Essa discussão é brilhantemente desenvolvida pelos embates entre Hubert e Vinz. Enquanto vagam pela cidade armados, Hubert, atravessado pela experiência do crime local e com fortes tendências a querer abandonar a periferia, tende a uma solução existencial via ódio reconstrutivo. Em todo embate, ele aponta seu discurso para a busca de outra realidade, talvez por meio do esporte, do estudo ou da migração, o ódio seria somente um impulso diário para reconstruir uma nova vida. Por outro lado, Vinz acreditava no potencial destrutivo do ódio. Para ele, a reação desmanteladora manteria a disputa com os responsáveis pelo sofrimento dos “seus”; essa posição tenderia a abrir caminhos para a destruição deste mundo irreconciliável e sem solução, tendendo a um impulso autodestrutivo, segundo suas palavras, a política de “não dar a outra face”.
Já Saïd, representa o desafogo entre os extremos de Hubert e Vinz e o motivo de várias reconsiderações impulsivas feitas pelos dois, seja por ser o mais novo ou por seu irmão ser um dos líderes paralelos locais. O jovem árabe se desenvolve na frequente frustração entre expectativa e realização do desejo; em quase todos os momentos que teve de lidar com possibilidades interativas, passou pela experiência de negação e pelo desejo não consumado. Essas situações são ilustradas quando ele vai até a cidade receber 50 francos e por uma confusão causada pelo Vinz, não consegue ter o dinheiro; ou quando tenta se aproximar de duas garotas em um museu e acaba sendo acusado de agressivo e violento. Ao mesmo tempo que é negado, Saïd busca transgredir essas convenções sociais violentas por meio da ironia, dando sentido à sua complexa personalidade que frequentemente recorre à piada e à contação de histórias, como se fosse uma espécie de fuga cotidiana.

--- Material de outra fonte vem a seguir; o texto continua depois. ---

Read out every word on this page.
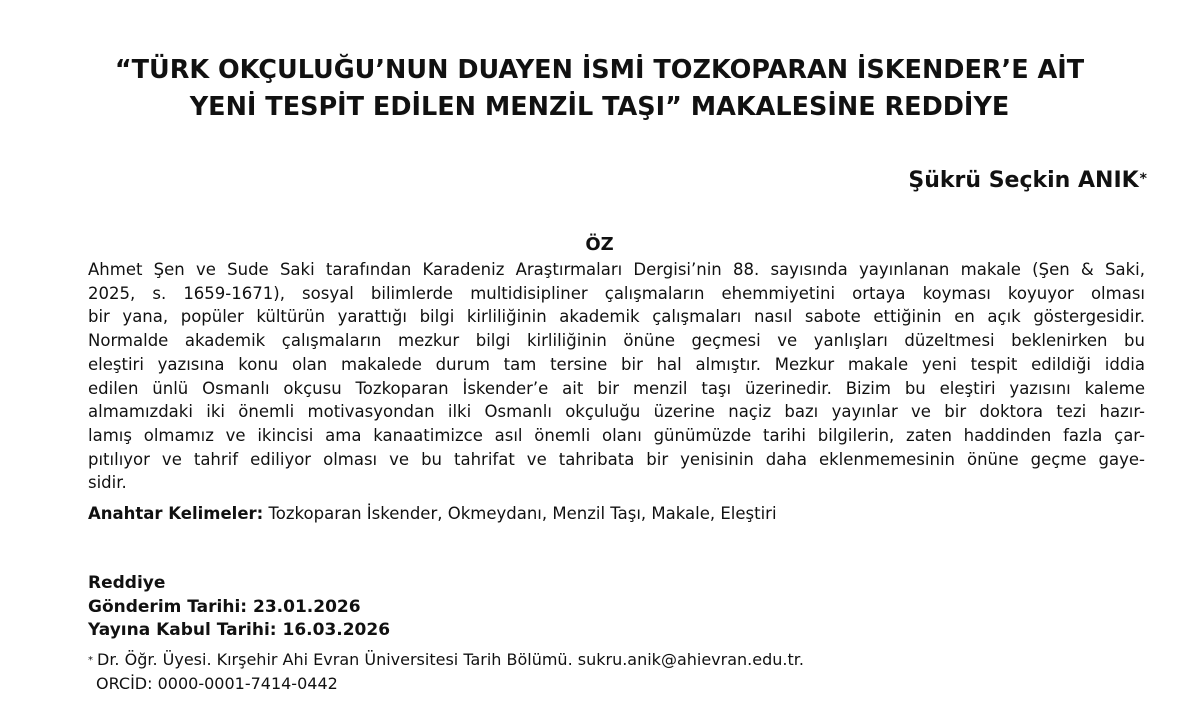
“TÜRK OKÇULUĞU’NUN DUAYEN İSMİ TOZKOPARAN İSKENDER’E AİT
YENİ TESPİT EDİLEN MENZİL TAŞI” MAKALESİNE REDDİYE
Şükrü Seçkin ANIK*
ÖZ
Ahmet Şen ve Sude Saki tarafından Karadeniz Araştırmaları Dergisi’nin 88. sayısında yayınlanan makale (Şen & Saki,
2025, s. 1659-1671), sosyal bilimlerde multidisipliner çalışmaların ehemmiyetini ortaya koyması koyuyor olması
bir yana, popüler kültürün yarattığı bilgi kirliliğinin akademik çalışmaları nasıl sabote ettiğinin en açık göstergesidir.
Normalde akademik çalışmaların mezkur bilgi kirliliğinin önüne geçmesi ve yanlışları düzeltmesi beklenirken bu
eleştiri yazısına konu olan makalede durum tam tersine bir hal almıştır. Mezkur makale yeni tespit edildiği iddia
edilen ünlü Osmanlı okçusu Tozkoparan İskender’e ait bir menzil taşı üzerinedir. Bizim bu eleştiri yazısını kaleme
almamızdaki iki önemli motivasyondan ilki Osmanlı okçuluğu üzerine naçiz bazı yayınlar ve bir doktora tezi hazır-
lamış olmamız ve ikincisi ama kanaatimizce asıl önemli olanı günümüzde tarihi bilgilerin, zaten haddinden fazla çar-
pıtılıyor ve tahrif ediliyor olması ve bu tahrifat ve tahribata bir yenisinin daha eklenmemesinin önüne geçme gaye-
sidir.
Anahtar Kelimeler: Tozkoparan İskender, Okmeydanı, Menzil Taşı, Makale, Eleştiri
Reddiye
Gönderim Tarihi: 23.01.2026
Yayına Kabul Tarihi: 16.03.2026
* Dr. Öğr. Üyesi. Kırşehir Ahi Evran Üniversitesi Tarih Bölümü. sukru.anik@ahievran.edu.tr.
ORCİD: 0000-0001-7414-0442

La Haine materializa audiovisualmente a tese fanoniana de que todos esses valores ocidentais desumanizantes resultam em diárias tensões musculares e psicológicas no colonizado (Fanon, 2022; 2020). A violação da subjetividade internaliza as marcas da agressão colonial no corpo do colonizado, urgindo a necessidade de liberá-las periodicamente. A presença da dança de rua, da luta, as corridas incessantes da polícia, os gritos contra o público racista do museu, ou a cena imensurável de Vinz lutando com sua própria sombra em frente às televisões na moderna estação de trem, representam o momento em que a violência é muscularmente externalizada. O ritmo da vida é dotado pela reação eterna aos processos de interrupção da humanidade e, portanto, uma ação: seria um curador de arte mais “civilizado” do que um corpo tomado pelo ódio provocado pelo racismo, colonização e violência?

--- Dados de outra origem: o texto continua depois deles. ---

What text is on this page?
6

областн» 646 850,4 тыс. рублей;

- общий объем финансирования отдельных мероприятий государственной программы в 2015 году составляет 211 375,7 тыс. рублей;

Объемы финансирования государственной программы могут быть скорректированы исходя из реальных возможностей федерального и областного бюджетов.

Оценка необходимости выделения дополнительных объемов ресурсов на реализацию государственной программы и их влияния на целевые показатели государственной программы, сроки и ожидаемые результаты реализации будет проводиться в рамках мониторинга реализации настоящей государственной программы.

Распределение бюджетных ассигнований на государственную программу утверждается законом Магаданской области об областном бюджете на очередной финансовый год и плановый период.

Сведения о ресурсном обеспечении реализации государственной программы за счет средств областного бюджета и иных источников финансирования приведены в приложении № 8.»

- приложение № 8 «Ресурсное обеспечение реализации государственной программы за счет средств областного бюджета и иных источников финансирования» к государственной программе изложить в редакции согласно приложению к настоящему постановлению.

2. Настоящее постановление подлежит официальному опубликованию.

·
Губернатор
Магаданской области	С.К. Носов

Por fim, a anedota “jusqu’ici tout va bien” (até aqui tudo bem) nos convida para entender a mensagem metafórica de La Haine. Ela é recitada dramaticamente pela voz de Hubert três vezes durante a exibição. O compasso da frase dita o ritmo da trama aludindo a uma bomba relógio; esse ritmo é representado nas transições de um ambiente para o outro, marcado pelo som de tiro. A bomba explode na última cena da obra, quando Vinz é assassinado da mesma maneira que Makomé; nesse momento, Hubert e Saïd são recolocados no problema fundamental da anedota: “o que importa não é a queda, é a aterrissagem”, contudo, como aterrissar nesse mundo de violentas interrupções da humanidade?
A anedota soa como a moral de uma fábula que retém os significados totais do filme, tanto para o indivíduo, quanto para sociedade. A queda é contingente e não uma escolha; é a condição de existência posta aos sujeitos racializados. Todavia, há uma chave criativa de leitura para o futuro, podendo projetar não somente a colisão, mas também a aterrissagem, isto é, a continuidade para a criação de um novo amanhã. Enquanto é possível aterrissar, continua sendo quase impossível projetar a maneira que isso deve ser feito, em termos psíquicos e estruturais; no caso de Hubert e Saïd, como aterrissar ao ver seu amigo baleado? Desta forma, La Haine sugere uma reflexão existencial ambígua de agência, na qual, a queda, e por conseguinte, a destruição, é simultânea a possibilidade de continuidade em resposta ao processo de interrupção da autenticidade subjetiva ou da própria existência fisiológica. O ponto e vírgula é posto no horizonte de expectativa daqueles que têm/tiveram seu passado e futuro sequestrado, ao lado do ponto final. Neste mundo não existe bom e mau, apenas o ódio consumido pelo desejo de um amanhã diferente do hoje.
REFERÊNCIAS
De Assis, Ryan Brandão Barbosa Reinh. Cinéma beur e Banlieue-film: reflexões a partir de Le Thé au harém d’Archiméde e La Haine. 2016. Dissertação (Mestrado em Artes, Cultura e Linguagens) – Instituto de Artes e Design da Universidade de Juiz de Fora.
De Lima, Francisco Toledo Dayrell. Por entre as Fissuras do Modelo Republicano Francês: Análise Fílmica de O Ódio (1995) de Mathieu Kassovitz. Humanidades em diálogo, v. 1, n. 1, p. 199-214, 2007.
Fanon, Frantz. Os Condenados da Terra. Rio de Janeiro: Zahar Editora, 2022.
Fanon, Frantz. Pele negra, máscaras brancas. São Paulo: UBU Editora, 2020.
Makomé foi morto na frente de testemunhas. No julgamento de Pascal Compain, dois inspetores contaram a cena. –Libertação
Vincendeau, Ginette. La Haine (Mathieu Kassovitz, 1995). Londres: I.B. Tauris & Co. Ltd, 2005.